Father Maurizio has been active for 20 years with various programs sponsored by St. Vincent DePaul Society.
He is an active member of Central City Food Pantry and Community Thrift Store. He is secretary of Greater Johnstown Clergy Association.
He served for seven years as director of the Department
of Pastoral and Spiritual Care for Conemaugh Health System.
He is a Navy veteran with two tours of duty in Vietnam. He has served on the commanding admiral’s personal flag staff.
Valenty, also a Navy veteran, has started scholarships at four area colleges: University of Pittsburgh at Johnstown, Pennsylvania Highlands Community College, St. Francis University and Mount Aloysius College.
He is president of the board of directors of Miners Medical Center, chairman of the board of directors of NORCAM and secretary of the board of directors of Johnstown Area Regional Industries.
He is credited with raising more than $100,000 for the Leukemia and Lymphoma Society and $750,000 as chairman of Miners Medical Center’s fund campaign.
He is the 2008 recipient of the Italian American Heritage Award.
He has served as chairman of Greater Johnstown/Cambria County Chamber of Commerce, Cambria County Planning Commission, Cambria County Alliance for Business and Industry and Pennsylvania Highlands Community College Foundation.
He served on the Northern Cambria Committee for Consolidation.
Hardy, a World War II veteran, served as a Fayette County commissioner from 2004 to 2007.
He was Fayette County Chamber of Commerce’s Citizen of the Year in 2004 and the county’s American Legion Citizen of the Year in 2005.
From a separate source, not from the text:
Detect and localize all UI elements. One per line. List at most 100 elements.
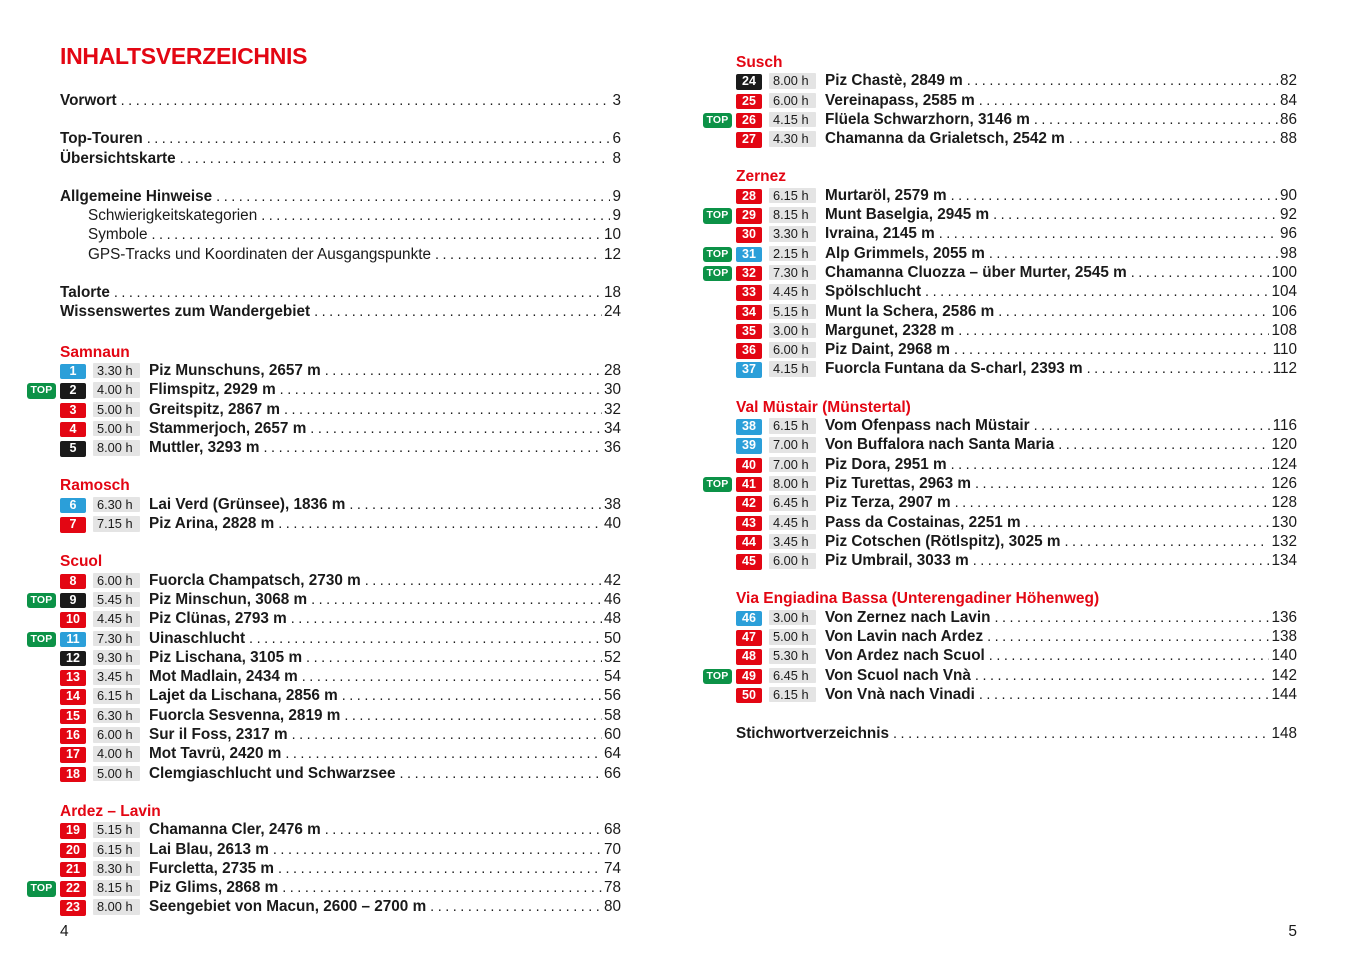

In 2004, he received the B’nai B’rith International Community Achievement Award for outstanding distinguished character, dedicated leadership and outstanding civic involvement.
He was Washington County Community Foundation’s Philanthropist of the Year Award recipient in 2004 for various charitable donations.
He was the Association of Fundraising Professionals
Philanthropist of the Year, also in 2004, for outstanding community leadership and monetary contributions through personal funds for the restoration of downtown Uniontown.